青葉区 コラム
公開日:2026.06.04
寄稿連載Vol.54 大山街道を行く 文 横溝潔(郷土史家)
先に紹介した郷土史家の戸倉英太郎氏(1882-1966)は、医薬神社の前身であった東光寺について「谷本川の渡頭」を『郷土よこはま』に発表している。今回はこれについて紹介する。

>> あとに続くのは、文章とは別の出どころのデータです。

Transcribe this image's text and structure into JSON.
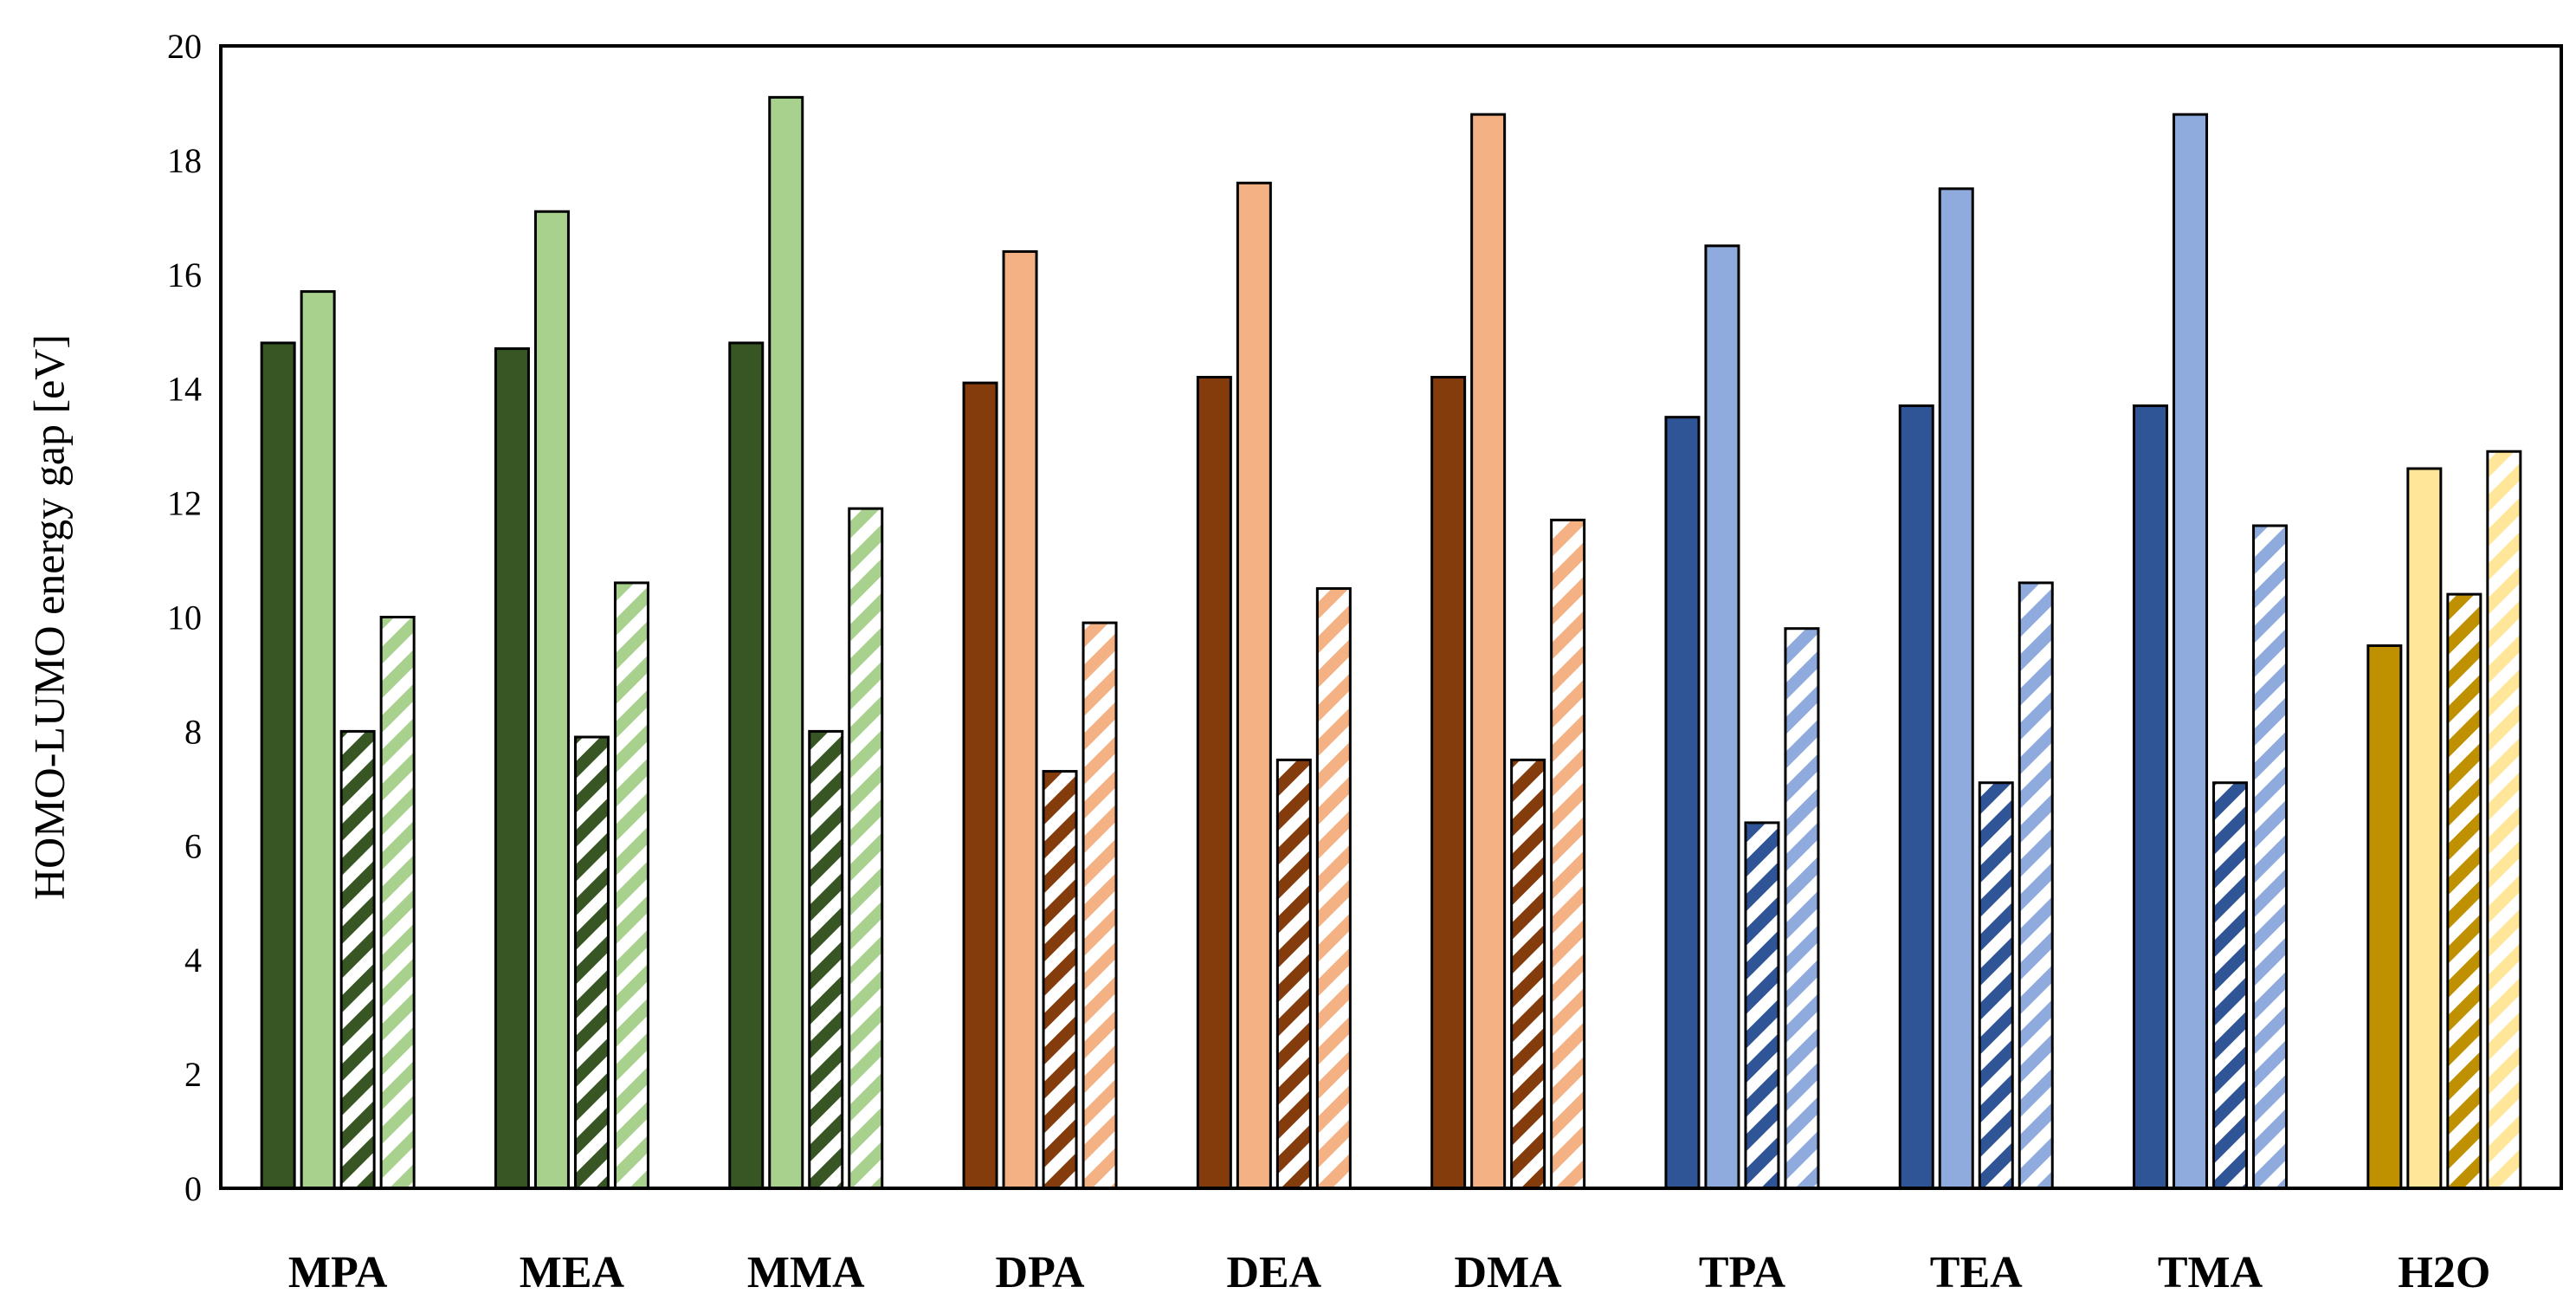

その前に戸倉氏が青葉区を含む横浜北部を調査研究し『さつき叢書』として7冊あまりの著作を遺されている経緯に触れてみる。戸倉氏は九州の出身で教員の傍ら歴史研究をされ、当時は横浜市鶴見区で事業をされていた。横浜の文化人との交流の中、農村地帯で郷土史研究が未だ進んでいない横浜北部の研究を勧められたという。ただ、当時の鶴見から横浜北部へ通うのは大変だった。その戸倉氏に支援の手を差し伸べたのは、上谷本の祥泉院の竹田円徳方丈だった。竹田氏は戸倉氏とは面識があり、戸倉氏は昭和32年の晩秋から同34年の6月頃まで祥泉院に仮寓し、調査研究と執筆に取り組んだという。
「谷本川の渡頭」から見てみたい。武蔵・相模の両風土記稿から7か寺の東光寺をあげ、宗旨は真言宗・臨済宗・曹洞宗などである。本尊はすべて薬師如来。東光寺は川の近くや峠などの交通の要所に存在した。この谷本川の渡頭に東光寺のあることは、交通の要所であったと推測される。いずれにせよそこに住する人のために、また道行く人のために救いの手を差し伸べたのであろう。また、市ケ尾は古文書に「市郷」とあり昔市が開かれており、四方から人が集まり物資の集散に便利な地であり道路河川の便が良い。一般に「市」は地方豪族の存在が見られるという。古官道(古東海道)は、後世に矢倉澤往還(大山街道)と言われた。古官道があり渡頭があって便利な地点であったことから後世東岸に市が開かれ、西の丘に東光寺が建立された。だが、その間に官道はすたれて矢倉澤往還(相州街道)へと変わったと推考されている。